Hi,
I am new to the ELK stack workflow, currently I am doing a project that pulls live feed from twitter every time a user requests and I want to display the results using Kibana. In my project instead of using Logstash to collect data I have used tweepy library in python, and then connected it to Elastic Search where I created an index to store my incoming data.
The problem:
The code is working but my problem is that the incoming doccuments are getting stored only if I give a new index name every other time my new set of live feeds come in. If I wanted to use the same index name to add all incoming documents to the existing ones the new documents are not updating.

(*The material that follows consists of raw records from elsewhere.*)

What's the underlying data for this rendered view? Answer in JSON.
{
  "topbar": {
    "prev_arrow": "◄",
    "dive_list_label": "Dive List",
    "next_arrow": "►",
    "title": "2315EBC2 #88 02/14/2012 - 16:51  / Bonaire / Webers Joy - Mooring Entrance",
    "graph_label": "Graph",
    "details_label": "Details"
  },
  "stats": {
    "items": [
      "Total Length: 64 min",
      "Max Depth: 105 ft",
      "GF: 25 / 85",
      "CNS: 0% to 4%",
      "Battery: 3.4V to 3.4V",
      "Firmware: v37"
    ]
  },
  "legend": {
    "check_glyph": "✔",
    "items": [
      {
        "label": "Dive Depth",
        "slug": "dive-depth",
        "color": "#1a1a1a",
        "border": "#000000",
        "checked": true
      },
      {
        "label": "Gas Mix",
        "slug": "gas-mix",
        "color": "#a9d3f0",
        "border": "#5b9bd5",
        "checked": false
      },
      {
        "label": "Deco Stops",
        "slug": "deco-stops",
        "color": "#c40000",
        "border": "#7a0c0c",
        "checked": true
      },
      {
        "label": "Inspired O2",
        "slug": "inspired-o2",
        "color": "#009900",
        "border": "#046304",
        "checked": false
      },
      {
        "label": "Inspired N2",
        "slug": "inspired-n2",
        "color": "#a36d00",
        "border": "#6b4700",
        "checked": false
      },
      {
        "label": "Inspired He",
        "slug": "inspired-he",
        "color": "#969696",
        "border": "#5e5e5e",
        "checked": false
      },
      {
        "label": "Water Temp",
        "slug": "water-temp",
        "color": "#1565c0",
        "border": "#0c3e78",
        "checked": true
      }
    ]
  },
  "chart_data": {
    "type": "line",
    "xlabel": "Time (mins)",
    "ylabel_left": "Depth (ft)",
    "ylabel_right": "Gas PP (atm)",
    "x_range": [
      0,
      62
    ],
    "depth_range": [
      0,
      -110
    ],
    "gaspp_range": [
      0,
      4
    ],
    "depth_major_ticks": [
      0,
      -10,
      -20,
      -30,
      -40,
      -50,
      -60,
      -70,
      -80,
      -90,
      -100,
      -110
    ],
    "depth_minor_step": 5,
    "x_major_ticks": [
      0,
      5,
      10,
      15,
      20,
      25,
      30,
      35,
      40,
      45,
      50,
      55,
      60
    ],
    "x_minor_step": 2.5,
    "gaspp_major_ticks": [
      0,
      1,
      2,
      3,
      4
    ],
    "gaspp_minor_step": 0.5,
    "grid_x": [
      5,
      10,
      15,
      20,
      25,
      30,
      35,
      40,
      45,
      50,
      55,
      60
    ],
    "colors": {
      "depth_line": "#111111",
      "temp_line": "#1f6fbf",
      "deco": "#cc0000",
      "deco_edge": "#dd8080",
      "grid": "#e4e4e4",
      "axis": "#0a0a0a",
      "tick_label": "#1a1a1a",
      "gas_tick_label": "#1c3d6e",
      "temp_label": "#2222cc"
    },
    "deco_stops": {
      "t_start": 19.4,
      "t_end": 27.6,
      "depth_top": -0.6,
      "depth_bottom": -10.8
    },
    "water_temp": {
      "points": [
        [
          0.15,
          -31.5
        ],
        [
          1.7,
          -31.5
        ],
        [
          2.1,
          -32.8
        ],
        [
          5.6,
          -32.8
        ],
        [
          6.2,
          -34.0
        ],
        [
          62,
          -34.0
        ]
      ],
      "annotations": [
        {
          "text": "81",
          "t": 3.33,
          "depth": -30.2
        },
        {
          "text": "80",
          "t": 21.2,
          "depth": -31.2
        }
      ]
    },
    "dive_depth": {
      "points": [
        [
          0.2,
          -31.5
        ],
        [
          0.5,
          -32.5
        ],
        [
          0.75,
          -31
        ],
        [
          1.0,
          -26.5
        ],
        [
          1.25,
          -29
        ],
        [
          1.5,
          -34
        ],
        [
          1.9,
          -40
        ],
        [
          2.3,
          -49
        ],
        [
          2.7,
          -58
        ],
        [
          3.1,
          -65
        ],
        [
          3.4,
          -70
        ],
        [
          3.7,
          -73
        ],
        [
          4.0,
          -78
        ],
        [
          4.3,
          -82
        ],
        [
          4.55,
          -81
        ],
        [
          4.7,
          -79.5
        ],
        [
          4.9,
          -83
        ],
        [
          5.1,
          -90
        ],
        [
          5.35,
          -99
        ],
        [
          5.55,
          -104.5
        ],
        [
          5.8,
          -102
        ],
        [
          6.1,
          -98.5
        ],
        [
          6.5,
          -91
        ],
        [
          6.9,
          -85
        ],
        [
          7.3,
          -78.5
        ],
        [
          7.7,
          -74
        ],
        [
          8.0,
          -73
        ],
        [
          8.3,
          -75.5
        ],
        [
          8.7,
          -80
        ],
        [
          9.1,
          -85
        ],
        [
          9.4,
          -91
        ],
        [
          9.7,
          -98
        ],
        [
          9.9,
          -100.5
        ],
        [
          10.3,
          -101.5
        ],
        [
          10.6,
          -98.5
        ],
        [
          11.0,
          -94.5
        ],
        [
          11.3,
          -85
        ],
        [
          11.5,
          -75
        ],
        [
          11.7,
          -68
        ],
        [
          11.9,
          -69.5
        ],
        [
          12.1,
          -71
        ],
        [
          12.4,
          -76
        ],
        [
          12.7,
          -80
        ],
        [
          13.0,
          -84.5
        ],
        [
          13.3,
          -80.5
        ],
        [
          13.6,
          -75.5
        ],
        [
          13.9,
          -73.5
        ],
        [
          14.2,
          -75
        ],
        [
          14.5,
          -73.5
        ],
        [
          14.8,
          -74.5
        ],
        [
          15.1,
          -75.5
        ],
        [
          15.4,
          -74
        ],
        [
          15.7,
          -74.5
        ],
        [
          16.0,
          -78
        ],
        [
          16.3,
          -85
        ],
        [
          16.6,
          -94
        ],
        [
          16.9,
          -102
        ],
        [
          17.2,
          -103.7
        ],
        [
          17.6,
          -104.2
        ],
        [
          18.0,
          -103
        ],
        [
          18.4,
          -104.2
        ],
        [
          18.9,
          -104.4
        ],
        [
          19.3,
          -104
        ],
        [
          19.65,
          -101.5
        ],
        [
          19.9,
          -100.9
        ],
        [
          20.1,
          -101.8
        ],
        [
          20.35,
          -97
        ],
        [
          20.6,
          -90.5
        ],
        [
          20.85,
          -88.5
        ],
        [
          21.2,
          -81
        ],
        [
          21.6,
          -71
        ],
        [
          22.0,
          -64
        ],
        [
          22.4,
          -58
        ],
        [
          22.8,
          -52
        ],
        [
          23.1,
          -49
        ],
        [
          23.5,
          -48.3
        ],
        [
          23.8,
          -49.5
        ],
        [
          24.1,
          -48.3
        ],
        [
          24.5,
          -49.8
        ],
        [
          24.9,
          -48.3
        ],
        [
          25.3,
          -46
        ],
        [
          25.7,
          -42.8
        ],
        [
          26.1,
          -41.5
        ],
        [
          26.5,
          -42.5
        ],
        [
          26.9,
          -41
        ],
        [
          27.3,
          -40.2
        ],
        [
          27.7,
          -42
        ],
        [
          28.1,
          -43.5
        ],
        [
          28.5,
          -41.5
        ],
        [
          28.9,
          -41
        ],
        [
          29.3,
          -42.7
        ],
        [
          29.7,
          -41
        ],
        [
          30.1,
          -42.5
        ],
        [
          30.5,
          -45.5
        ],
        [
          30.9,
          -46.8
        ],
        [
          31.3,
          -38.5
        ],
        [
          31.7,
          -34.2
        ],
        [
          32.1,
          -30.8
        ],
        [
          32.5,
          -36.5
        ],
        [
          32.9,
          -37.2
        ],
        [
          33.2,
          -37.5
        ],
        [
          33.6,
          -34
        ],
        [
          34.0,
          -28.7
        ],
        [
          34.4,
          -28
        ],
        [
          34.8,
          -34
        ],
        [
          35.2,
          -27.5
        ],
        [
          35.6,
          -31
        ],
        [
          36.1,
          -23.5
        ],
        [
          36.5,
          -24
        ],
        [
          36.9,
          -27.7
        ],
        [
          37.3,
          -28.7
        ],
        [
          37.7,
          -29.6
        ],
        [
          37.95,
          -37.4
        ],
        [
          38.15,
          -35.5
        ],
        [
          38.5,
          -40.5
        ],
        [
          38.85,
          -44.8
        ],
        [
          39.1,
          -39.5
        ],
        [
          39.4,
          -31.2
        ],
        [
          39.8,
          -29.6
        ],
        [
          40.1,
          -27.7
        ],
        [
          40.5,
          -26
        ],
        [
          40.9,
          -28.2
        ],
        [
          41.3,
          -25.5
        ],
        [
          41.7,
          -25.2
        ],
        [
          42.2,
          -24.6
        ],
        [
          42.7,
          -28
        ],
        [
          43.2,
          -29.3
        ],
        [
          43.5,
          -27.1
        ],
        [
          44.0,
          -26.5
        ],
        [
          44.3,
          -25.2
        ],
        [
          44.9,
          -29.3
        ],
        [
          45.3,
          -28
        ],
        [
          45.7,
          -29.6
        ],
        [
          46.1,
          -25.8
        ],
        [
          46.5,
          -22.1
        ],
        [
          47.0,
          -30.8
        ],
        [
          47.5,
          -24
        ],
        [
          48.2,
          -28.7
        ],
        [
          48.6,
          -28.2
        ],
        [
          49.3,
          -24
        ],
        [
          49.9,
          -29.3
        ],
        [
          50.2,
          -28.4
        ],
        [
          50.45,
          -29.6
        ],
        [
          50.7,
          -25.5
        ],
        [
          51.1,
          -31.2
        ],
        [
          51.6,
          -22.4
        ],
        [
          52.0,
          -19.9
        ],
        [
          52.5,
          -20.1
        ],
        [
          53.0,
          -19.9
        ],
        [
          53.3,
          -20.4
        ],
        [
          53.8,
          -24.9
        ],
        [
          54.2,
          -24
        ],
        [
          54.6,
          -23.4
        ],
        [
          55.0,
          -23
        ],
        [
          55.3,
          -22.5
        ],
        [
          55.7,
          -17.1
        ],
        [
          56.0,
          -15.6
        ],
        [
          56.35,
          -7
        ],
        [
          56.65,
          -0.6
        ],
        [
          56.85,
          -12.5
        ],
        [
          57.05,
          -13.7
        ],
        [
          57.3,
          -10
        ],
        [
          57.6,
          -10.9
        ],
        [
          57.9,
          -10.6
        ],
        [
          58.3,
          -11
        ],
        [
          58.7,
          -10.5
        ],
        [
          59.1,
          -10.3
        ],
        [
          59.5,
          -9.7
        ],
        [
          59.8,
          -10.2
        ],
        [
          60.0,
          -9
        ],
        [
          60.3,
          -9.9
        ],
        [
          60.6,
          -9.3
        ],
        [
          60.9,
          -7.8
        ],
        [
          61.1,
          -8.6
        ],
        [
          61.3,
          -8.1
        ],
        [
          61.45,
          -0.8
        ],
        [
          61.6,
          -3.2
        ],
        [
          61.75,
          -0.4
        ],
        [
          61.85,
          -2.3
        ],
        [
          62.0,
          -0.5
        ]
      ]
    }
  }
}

I have attached my code snipped below:
def filterKeys(document):
return {key: document[key] for key in use_these_keys }
from elasticsearch import Elasticsearch
from elasticsearch import helpers
es_client = Elasticsearch(http_compress=True)
def doc_generator(df):
df_iter = df.iterrows()
#index, document = next(df_iter)
for index, document in df_iter:
yield {
"_index": 'twitter_req',
"_type": "twitter_twp",
"_id" : f"{document['ID']}",
"_source": filterKeys(document),
}
#raise StopIteration
helpers.bulk(es_client, doc_generator(twitter_feeds))
Can any of you kindly tell me where I am going wrong and how to make it so that incoming documents get automatically updated every time the code runs.